El filme está centrado en ese mítico periodo de los años 30 hollywoodenses, al inicio de la era sonora, cuando algunos estudios decidieron hacer películas habladas en español, por lo que contrataron actores y técnicos españoles y latinoamericanos con el fin de producir versiones hispanas de algunas de sus películas.
La historia es más o menos conocida en estos lares -para los curiosos, les recomiendo buscar la versión hispana de Drácula (Melford, 1931), disponible en DVD-, pues el cine mexicano de los años 30 y de la Época de Oro recibió mucho de este talento hispano antes y después de este fracasado experimento hispano hollywoodense.
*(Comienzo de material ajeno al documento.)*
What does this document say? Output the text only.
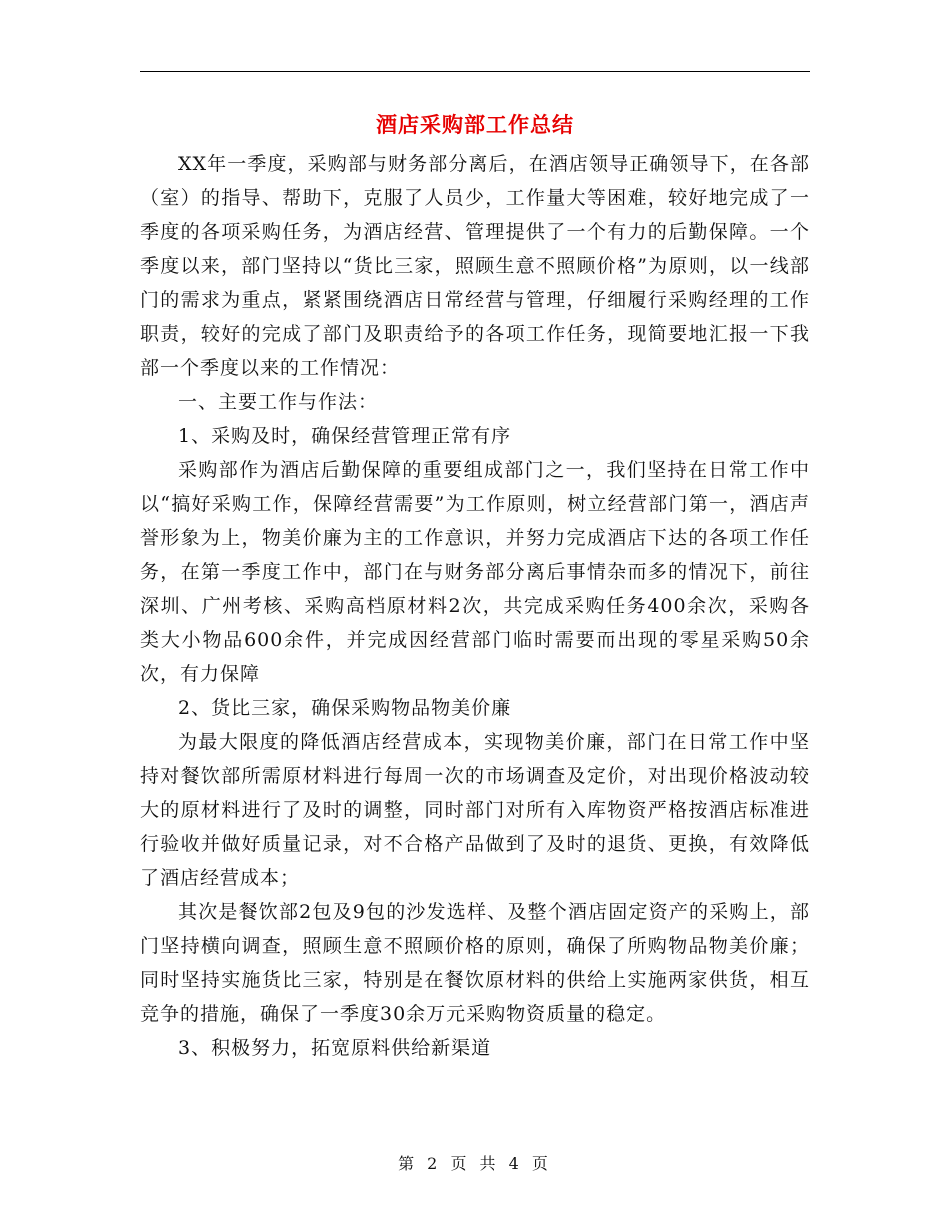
酒店采购部工作总结

XX年一季度，采购部与财务部分离后，在酒店领导正确领导下，在各部（室）的指导、帮助下，克服了人员少，工作量大等困难，较好地完成了一季度的各项采购任务，为酒店经营、管理提供了一个有力的后勤保障。一个季度以来，部门坚持以“货比三家，照顾生意不照顾价格”为原则，以一线部门的需求为重点，紧紧围绕酒店日常经营与管理，仔细履行采购经理的工作职责，较好的完成了部门及职责给予的各项工作任务，现简要地汇报一下我部一个季度以来的工作情况：

一、主要工作与作法：

1、采购及时，确保经营管理正常有序

采购部作为酒店后勤保障的重要组成部门之一，我们坚持在日常工作中以“搞好采购工作，保障经营需要”为工作原则，树立经营部门第一，酒店声誉形象为上，物美价廉为主的工作意识，并努力完成酒店下达的各项工作任务，在第一季度工作中，部门在与财务部分离后事情杂而多的情况下，前往深圳、广州考核、采购高档原材料2次，共完成采购任务400余次，采购各类大小物品600余件，并完成因经营部门临时需要而出现的零星采购50余次，有力保障

2、货比三家，确保采购物品物美价廉

为最大限度的降低酒店经营成本，实现物美价廉，部门在日常工作中坚持对餐饮部所需原材料进行每周一次的市场调查及定价，对出现价格波动较大的原材料进行了及时的调整，同时部门对所有入库物资严格按酒店标准进行验收并做好质量记录，对不合格产品做到了及时的退货、更换，有效降低了酒店经营成本；

其次是餐饮部2包及9包的沙发选样、及整个酒店固定资产的采购上，部门坚持横向调查，照顾生意不照顾价格的原则，确保了所购物品物美价廉；同时坚持实施货比三家，特别是在餐饮原材料的供给上实施两家供货，相互竞争的措施，确保了一季度30余万元采购物资质量的稳定。

3、积极努力，拓宽原料供给新渠道

第 2 页 共 4 页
Un par de ejemplos nada más: el andaluz Antonio Moreno, director de Santa (1931), tenía una larga carrera en Hollywood cuando llegó a dirigir la primera cinta sonora mexicana; Ramón Pereda, otro actor español que llegaría a encarnar a Philo Vance en alguna película hispana, se convirtió en un prolífico director de cine mexicano en los años 30, con una larga cadena de churritos realizados hasta los años 70 del siglo pasado.
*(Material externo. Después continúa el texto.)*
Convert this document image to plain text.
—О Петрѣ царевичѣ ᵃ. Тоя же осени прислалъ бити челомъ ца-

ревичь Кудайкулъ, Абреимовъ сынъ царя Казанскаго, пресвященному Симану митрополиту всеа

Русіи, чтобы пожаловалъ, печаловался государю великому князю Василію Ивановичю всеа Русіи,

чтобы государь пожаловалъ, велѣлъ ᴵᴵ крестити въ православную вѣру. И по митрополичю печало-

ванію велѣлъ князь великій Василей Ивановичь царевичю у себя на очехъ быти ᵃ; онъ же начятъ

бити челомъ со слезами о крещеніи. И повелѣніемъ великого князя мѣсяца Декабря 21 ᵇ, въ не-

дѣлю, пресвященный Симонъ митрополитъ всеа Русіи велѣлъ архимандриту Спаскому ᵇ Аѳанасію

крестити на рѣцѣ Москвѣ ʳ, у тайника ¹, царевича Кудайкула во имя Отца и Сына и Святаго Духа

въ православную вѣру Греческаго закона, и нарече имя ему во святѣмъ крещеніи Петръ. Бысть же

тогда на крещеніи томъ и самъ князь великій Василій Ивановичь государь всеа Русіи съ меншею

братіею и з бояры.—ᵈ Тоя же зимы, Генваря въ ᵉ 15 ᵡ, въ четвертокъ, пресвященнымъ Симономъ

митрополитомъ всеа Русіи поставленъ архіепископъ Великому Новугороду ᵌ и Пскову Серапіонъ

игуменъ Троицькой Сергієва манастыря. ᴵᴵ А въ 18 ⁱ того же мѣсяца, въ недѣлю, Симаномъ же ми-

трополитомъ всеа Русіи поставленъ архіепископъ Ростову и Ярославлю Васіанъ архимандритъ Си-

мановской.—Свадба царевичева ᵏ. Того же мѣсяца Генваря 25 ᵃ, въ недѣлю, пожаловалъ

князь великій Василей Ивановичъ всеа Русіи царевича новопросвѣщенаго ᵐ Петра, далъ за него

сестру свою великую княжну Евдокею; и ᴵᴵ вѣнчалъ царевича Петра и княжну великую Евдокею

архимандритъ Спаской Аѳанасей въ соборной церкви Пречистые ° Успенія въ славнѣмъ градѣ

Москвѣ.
La información que ofrece la neutral voz en off de Jeff Espinoza es invaluable aunque demasiado breve -la historia del actor  y cantante mexicano convertido en fraile José Mojica, el caso peliculesco de la actriz y militante republicana Rosita Díaz, los chismes de alcoba del escritor Gregorio Martínez de la Sierra, la incapacidad de hablar una sola palabra en inglés de Jardiel Poncela- y el archivo fotográfico con el que se ilustra el documental no tiene tampoco desperdicio -juraría que aparece por ahí Luis Buñuel en traje de baño en alguna de las fotos del Hollywood de esa época-, pero tengo mis dudas sobre la pertinencia de la puesta en imágenes elegida por Pérez y de Ribot.
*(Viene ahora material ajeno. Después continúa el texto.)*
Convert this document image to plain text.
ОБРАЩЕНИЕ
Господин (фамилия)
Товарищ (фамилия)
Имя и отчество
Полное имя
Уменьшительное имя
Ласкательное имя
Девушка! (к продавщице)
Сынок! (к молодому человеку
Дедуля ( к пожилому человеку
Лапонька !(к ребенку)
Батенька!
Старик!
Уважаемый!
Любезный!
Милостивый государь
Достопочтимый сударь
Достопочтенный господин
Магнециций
Supongo que para huir del formato más conocido de este tipo de documentales -el que ya casi patentaron Kevin Brownlow o Ken Burns, con sus inevitables cabezas parlantes, su elegante narrador en off y el fascinante uso de fotografía y fotogramas de época, además de películas de archivo-, los realizadores Pérez y de Ribot optaron por un estilo completamente diferente. Así,  no hay cabezas parlantes de ningún tipo ni testimonios de sobrevivientes o especialistas, sino una seca voz neutral y distante, desprovista de toda emoción, una banda sonora demasiado solemne y una serie de imágenes que quieren transmitir un estado de ánimo: playas californianas vacías, cine de la época abandonados, galerones enormes en donde aparentemente se realizaron algunos de esos filmes hablados en español... Esta serie de imágenes interrumpen el flujo de información y distraen del sentido de la película aunque, bueno, tengo que admitir que los cineastas intentaron hacer algo diferente a Brownlow y Burns. Y, sí, es diferente, pero no mejor. Qué remedio.